The consultancy said asset values had fallen to £1,760bn, while liabilities had also reduced to £2,020bn.
While the overall shortfall was static, the funding level fell by 20 basis points to 87.1% due to the asset and liability moves.
PwC head of global pensions Raj Mody commented: "The relative stability in pension deficits is a double-edged sword. On the one hand, it's good that pension scheme strategies are generally able to withstand market volatility. On the other hand, sponsors and trustees will want to eliminate deficits ultimately and need market outperformance to help with that.
"It's not clear with upcoming headwinds when markets will deliver what pension funds need."
The firm continued to urge schemes to look beyond the funding level, however, with Mody agitating for a more holistic health check.
"Just considering the pension scheme deficit would be like your doctor just checking your blood pressure," he said. "One test in isolation is not going to give you the full picture.
"There are many dimensions to pension fund financial management which all need careful management."

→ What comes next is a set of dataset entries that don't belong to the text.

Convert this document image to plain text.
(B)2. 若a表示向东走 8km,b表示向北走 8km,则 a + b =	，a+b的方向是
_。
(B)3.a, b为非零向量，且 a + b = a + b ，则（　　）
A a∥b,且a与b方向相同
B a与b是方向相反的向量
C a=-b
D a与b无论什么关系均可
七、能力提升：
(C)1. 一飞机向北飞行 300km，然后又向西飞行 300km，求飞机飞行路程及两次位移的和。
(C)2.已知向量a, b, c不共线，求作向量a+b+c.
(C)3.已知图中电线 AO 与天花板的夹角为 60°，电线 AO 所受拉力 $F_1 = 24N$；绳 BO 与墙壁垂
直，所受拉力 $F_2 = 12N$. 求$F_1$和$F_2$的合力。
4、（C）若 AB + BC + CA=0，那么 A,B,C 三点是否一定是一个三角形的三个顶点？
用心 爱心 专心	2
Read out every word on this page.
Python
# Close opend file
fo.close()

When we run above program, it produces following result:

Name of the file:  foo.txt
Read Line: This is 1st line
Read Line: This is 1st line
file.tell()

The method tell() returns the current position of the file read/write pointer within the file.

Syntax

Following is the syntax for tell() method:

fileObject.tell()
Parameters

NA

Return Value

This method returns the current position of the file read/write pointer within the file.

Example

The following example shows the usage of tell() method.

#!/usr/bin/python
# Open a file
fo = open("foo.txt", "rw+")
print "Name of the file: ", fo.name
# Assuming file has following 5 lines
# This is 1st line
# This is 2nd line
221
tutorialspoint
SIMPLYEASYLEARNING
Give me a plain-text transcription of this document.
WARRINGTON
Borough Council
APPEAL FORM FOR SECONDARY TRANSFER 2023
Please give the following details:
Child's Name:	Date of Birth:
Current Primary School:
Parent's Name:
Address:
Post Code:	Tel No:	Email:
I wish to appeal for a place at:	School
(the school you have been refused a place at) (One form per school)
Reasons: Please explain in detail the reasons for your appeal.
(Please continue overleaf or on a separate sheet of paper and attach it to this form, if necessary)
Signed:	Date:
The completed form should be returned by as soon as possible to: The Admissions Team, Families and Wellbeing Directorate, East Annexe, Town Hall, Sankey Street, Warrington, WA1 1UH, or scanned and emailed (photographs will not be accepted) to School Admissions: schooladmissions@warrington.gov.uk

The index used to be based solely on data from PwC's pension platform Skyval, but has now been expanded to use a wider range of the firm's data sources.
Mercer
FTSE 350-sponsored defined benefit (DB) schemes recorded a combined deficit of £75bn on an accounting basis at the end of October, Mercer says.
The £2bn increase in the shortfall over the month came on the back of falling asset and liability values. While the former dropped by £6bn to £871bn, assets fells further by £8bn to £804bn.
Overall, the funding ratio fell by 30 basis points to 91.4%.
Chief actuary Charles Cowling said: "Covid-19 storm clouds are gathering again as markets prepare for a second wave of coronavirus and the impact that wide-ranging lockdowns will have on global economic growth. In the UK, the latest data from the Office for National Statistics reveals the economy is growing slower than forecast, remaining at 9.2% below its pre-pandemic peak."
In addition, schemes face a weakening economic outlook with confusion over the short-term future for the Bank of England base rate and quantitative easing, as well as geopolitical uncertainty from the US presidential election and Brexit.
Cowling said all of this indicates "further risk for pension trustees at a time when many employers are facing challenges and covenants are under big pressure".
He concluded: "Trustees are therefore urged to monitor their situation wisely and seek opportunities to reduce risk where possible."